WHO begins global trial testing trio of drugs to treat severe COVID-19
The World Health Organization is launching a large-scale global clinical trial testing whether a trio of pre-existing drugs can be repurposed to treat those hospitalized with severe COVID-19. The project serves as the second phase of WHO’s Solidarity project, which last year found four common antiviral medications did not help hospitalized COVID-19 patients.
In March last year, within weeks of the initial global spread of SARS-CoV-2, the WHO announced a massive international trial testing several pre-existing antiviral drugs as potential treatments for COVID-19. Dubbed Solidarity, the world’s largest randomized controlled trial on COVID-19 therapeutics tested four drugs: remdesivir, hydroxychloroquine, lopinavir/ritonavir and interferon.
By the time the research concluded late in 2020, it had encompassed 405 hospitals across 30 countries and recruited over 11,000 participants. All four antiviral treatments tested were found to have little to no effect on overall mortality or duration of hospital stay.
Now the WHO has kicked off the second phase of its global research program, named Solidarity Plus. This project will investigate three pre-existing drugs – artesunate, imatinib and infliximab.
Last year, as we learned more and more about this novel virus and the disease it causes, an old immunosuppressive drug called dexamethasone was turning out to be the most useful pre-existing drugs to help severe COVID-19 patients.
It was discovered that when hospitalized patients begin to rapidly deteriorate it is due to the body’s natural immune defenses overreacting and triggering respiratory failure. So if an immunosuppressive drug can be administered at precise times before hospitalized patients really decline, then lives can be saved.
Importantly, these drugs do not help patients at earlier stages of disease. In fact, if immunosuppressive drugs are administered too early in the course of the disease it can make things much worse.
All three drugs being trialed share anti-inflammatory properties but act in very different ways. Infliximab, for example, is a monoclonal antibody treatment designed to inhibit an inflammatory protein called tumor necrosis factor alpha. It is commonly used to treat Crohn’s disease and rheumatoid arthritis.

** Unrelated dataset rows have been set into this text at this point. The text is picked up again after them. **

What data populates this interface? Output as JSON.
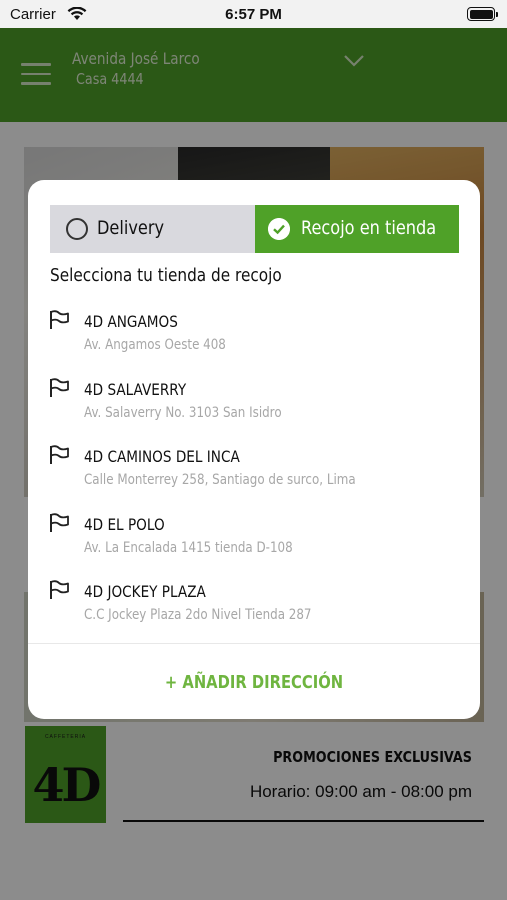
{
  "status_bar": {
    "carrier": "Carrier",
    "time": "6:57 PM"
  },
  "header": {
    "address_street": "Avenida José Larco",
    "address_house": "Casa 4444"
  },
  "modal": {
    "tabs": {
      "delivery_label": "Delivery",
      "pickup_label": "Recojo en tienda",
      "selected": "pickup"
    },
    "subtitle": "Selecciona tu tienda de recojo",
    "stores": [
      {
        "name": "4D ANGAMOS",
        "address": "Av. Angamos Oeste 408"
      },
      {
        "name": "4D SALAVERRY",
        "address": "Av. Salaverry No. 3103 San Isidro"
      },
      {
        "name": "4D CAMINOS DEL INCA",
        "address": "Calle Monterrey 258, Santiago de surco, Lima"
      },
      {
        "name": "4D EL POLO",
        "address": "Av. La Encalada 1415 tienda D-108"
      },
      {
        "name": "4D JOCKEY PLAZA",
        "address": "C.C Jockey Plaza 2do Nivel Tienda 287"
      }
    ],
    "add_address_label": "+ AÑADIR DIRECCIÓN"
  },
  "background": {
    "logo_small": "CAFFETERIA",
    "logo_text": "4D",
    "promo_title": "PROMOCIONES EXCLUSIVAS",
    "schedule": "Horario: 09:00 am - 08:00 pm"
  },
  "colors": {
    "brand_green": "#4fa128",
    "accent_green_text": "#6fb540",
    "tab_inactive": "#d9d9de"
  }
}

Imatinib is a cancer drug known as a small molecule tyrosine kinase inhibitor, and artesunate is an anti-malarial drug with known anti-inflammatory effects.
Infliximab and artesunate are both intravenously delivered drugs, while imatinib is an oral medication. The trial is designed to run alongside local standard of care in any given region, and patients enrolled will be randomly allocated one of the interventions soon after initial admission with a positive COVID-19 diagnosis.
The new phase of Solidarity will be bigger than its 2020 predecessor, this time encompassing 600 hospitals across 52 countries. The project aims to enroll over 14,000 patients over the coming weeks and months.
“Finding more effective and accessible therapeutics for COVID-19 patients remains a critical need, and WHO is proud to lead this global effort,” says Director-General of the WHO, Tedros Adhanom Ghebreyesus. “I would like to thank the participating governments, pharmaceutical companies, hospitals, clinicians and patients, who have come together to do this in true global solidarity.”